Sapan's PL development page

This page is outdated. My current activities are summarized in PlanetLab's trac system. An up-to-date version can be found on my homepage.

VSys

August 14, 2007  

The 'new vnet', implemented as an iptables extension is now running on alpha. 2 TODO items before rolling it out automatically:

1. Run the following iptables instruction:
    iptables -t nat -A POSTROUTING -j MARK --copy-xid

2. Apply my 3 line patch that exposes --copy-xid to the iptables uspace library


August 2, 2007  

I just finished documenting the vsys sources. The results are available here: www.cs.princeton.edu/~sapanb/vsys. I also audited the code, and tried to make vsys more robust to system exceptions, so that it recovers and logs errors instead of shutting down.
 
July 28, 2007  
 
Added support for ACLs. The new semantics for offering a service to a restricted set of slices are as follows:
 
(i) Go to the /vsys directory
(ii) Create a file named <myscript.acl>, with the following format:
      princeton_codeen   rw
      some_slice               r
etc.
(iii) Copy myscript into /vsys.
 
 
July 27, 2007 
 
Vsys has been running non-stop on the vici cluster for the past month or so. I'm curious if it'll scale
and run as well on a PL workload. 
 
TODO:
- Clean up the build process
- Run on an alpha node or 2 
- Define a policy to decidewho gets to use it and implement that in the node manager. 
There seem to be 2 options -(i) run it for everyone, which would give everyone a /sys directory, allowing us to use it for general PL mechanisms (eg. say eserving a non-privileged port). (ii) run it for slices that have proper ops.
 
 
Basics

The idea of vsys is simple, if you compare it to its UNIX analog. VSys is like the sys filesystem on UNIX, which exposes kernel services as files in the /sys directory. Values written to a file are passed to the service as inputs, and outputs generated by the service can be received by reading from the file. 

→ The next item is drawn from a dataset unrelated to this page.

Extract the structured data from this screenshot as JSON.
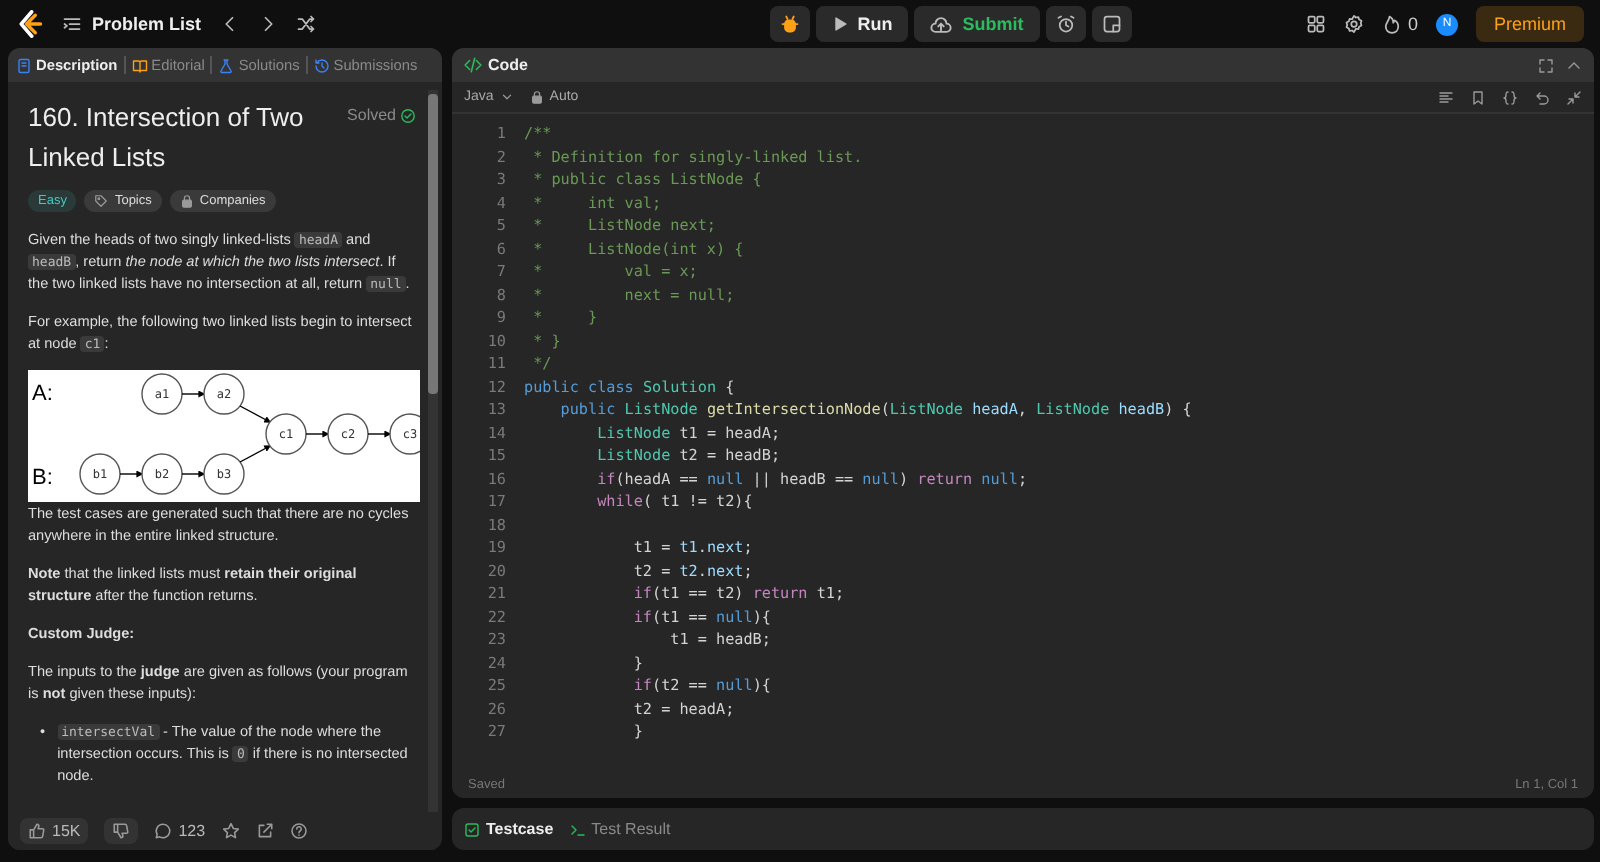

Vsys does the same across the boundary of a container. Each slice has a /vsys directory, populated with services that we want to make available to the slice (maybe each service would eventually become a slice attribute, or one slice attribute for vsys services). The way one makes a service available to a slice is by copying the script that implements the service into the /vsys (on the node) directory. The Vsys daemon uses the new iNotify API of linux to intercept this copy event and creates a pair of pipes in the vsys directory inside the slice. A user invokes a service by writing into the pertinent fifo pipe. From the developer's point of view, whatever gets stuffed into this pipe comes in via STDIN, and things written out via STDOUT go to the other pipe. STDERR is directed into the vsys log. A service (script placed in /vsys) is stateful if it runs in a loop, in which case vsys looks up the running instance every time a user invokes it. 

Anything placed in /vsys shows up inside every slice instantiated on the system. Files placed in /vsys/pvt/myslice show up only in 'myslice'. This is currently the only form of access control. We could add support for ACLs in the future, which will not be difficult.

Status: Alpha testing on the VICI cluster.
TODO for PL integration:
1. Make NM create the /vsys directory, /vserver/slice_name/vsys and start the vsys daemon. As a hack, /etc/init.d/vsys restart will carry out these steps.
2. Make NM use /vsys to give users access to files in root context, and other stuff proper was used for.

Initscripts Bugfix


Problem: Several Node Manager processes would get 'stuck' executing initscripts inside just-started-up vservers. Trying to chcontext into these vservers would fail, making it necessary to restart the node.  Synopsis: A vserver has its own PID namespace, meaning that if a script changes into a new vserver context, then it should make sure it doesn't refer to pids from the parent context. This should normally only lead to a "No such process" error, but in this case NM ran the sequence "pid=fork();if (pid) {chcontext();run_initscripts()} else wait(pid)". So the  chcontext() and wait() would get scheduled alongside each other; trying to fetch the pid while the context was changing, possibly leading to a race. The fix hoists the chcontext() to before the fork() and uses python's spawnvp, which combines fork() + execve() + wait().
Strangely, only doing the former (hoisting chcontext) didn't fix the bug, and strace showed that theblocking was happening in glibc and not in the chcontext syscall.  ?>